Jincheng Li, Penghai Zhao, Yusheng Hao, Qiang Lin, Weilan Wang, Northwest Minzu University, China
The first stage of Tibetan-Chinese bilingual scene text detection and recognition is the detection of Tibetan- Chinese bilingual scene text. The detection results are mainly divided into three categories: successfully detected regions of Tibetan text and Chinese text, non-words regions with failed predictions. If the detected text image results are accurately classified, then the nontext images should be filtered in the recognition phase, meanwhile the Tibetan and Chinese text images can be identified by using different classifiers, such procedure can reduce the complexity of classification and recognition of two different characters by one recognition model. An accurate classification of Tibetan and Chinese text images is mattered. Therefore, this paper conducts a research on the classification of Tibetan, Chinese and non-text images by using convolutional neural networks.
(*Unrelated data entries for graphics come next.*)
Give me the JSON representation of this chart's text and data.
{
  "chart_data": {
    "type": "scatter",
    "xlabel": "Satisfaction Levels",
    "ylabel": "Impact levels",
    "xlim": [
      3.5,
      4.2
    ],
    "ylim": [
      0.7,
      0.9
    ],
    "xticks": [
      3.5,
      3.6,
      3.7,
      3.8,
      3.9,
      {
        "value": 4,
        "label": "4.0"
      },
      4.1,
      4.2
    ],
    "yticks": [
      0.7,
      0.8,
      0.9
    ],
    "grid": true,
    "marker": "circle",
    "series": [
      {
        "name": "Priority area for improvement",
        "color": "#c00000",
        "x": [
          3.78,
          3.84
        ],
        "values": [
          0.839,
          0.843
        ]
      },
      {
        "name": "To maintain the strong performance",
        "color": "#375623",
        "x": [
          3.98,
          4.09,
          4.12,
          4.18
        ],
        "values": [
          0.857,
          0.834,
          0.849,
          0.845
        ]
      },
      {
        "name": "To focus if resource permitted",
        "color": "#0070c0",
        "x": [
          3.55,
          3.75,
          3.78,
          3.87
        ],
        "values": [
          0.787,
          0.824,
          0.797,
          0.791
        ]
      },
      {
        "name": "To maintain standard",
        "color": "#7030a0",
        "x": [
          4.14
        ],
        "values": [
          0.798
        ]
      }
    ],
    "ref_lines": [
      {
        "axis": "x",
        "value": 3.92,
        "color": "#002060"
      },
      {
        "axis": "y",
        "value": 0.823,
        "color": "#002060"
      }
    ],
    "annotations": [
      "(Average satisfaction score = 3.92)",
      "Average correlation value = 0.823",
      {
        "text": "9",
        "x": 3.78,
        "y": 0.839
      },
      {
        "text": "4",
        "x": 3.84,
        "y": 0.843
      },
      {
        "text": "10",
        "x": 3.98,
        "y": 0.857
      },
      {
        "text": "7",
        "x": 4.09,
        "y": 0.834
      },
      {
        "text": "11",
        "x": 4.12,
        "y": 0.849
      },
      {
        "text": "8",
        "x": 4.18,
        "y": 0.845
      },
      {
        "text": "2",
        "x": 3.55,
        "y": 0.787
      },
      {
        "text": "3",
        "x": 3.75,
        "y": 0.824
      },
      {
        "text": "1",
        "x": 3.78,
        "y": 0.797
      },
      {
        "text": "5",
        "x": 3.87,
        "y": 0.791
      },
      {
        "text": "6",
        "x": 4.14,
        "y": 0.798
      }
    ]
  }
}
We perform a series of exploration about the classification accuracy of Tibetan, Chinese text images and non-text images with convolutional neural networks in different depths, and compare the accuracy with the classification results based on the transfer learning then analyze it. The results show that for the classification of Tibetan, Chinese and non-text images in the scene, using 7-layer convolutional neural network has reached saturation, and increasing the network depth does not improve the results, which provides reference values for Tibetan-Chinese text image classification.
Convolutional Neural Network, Tibetan-Chinese scene text image, image classification, transfer learning.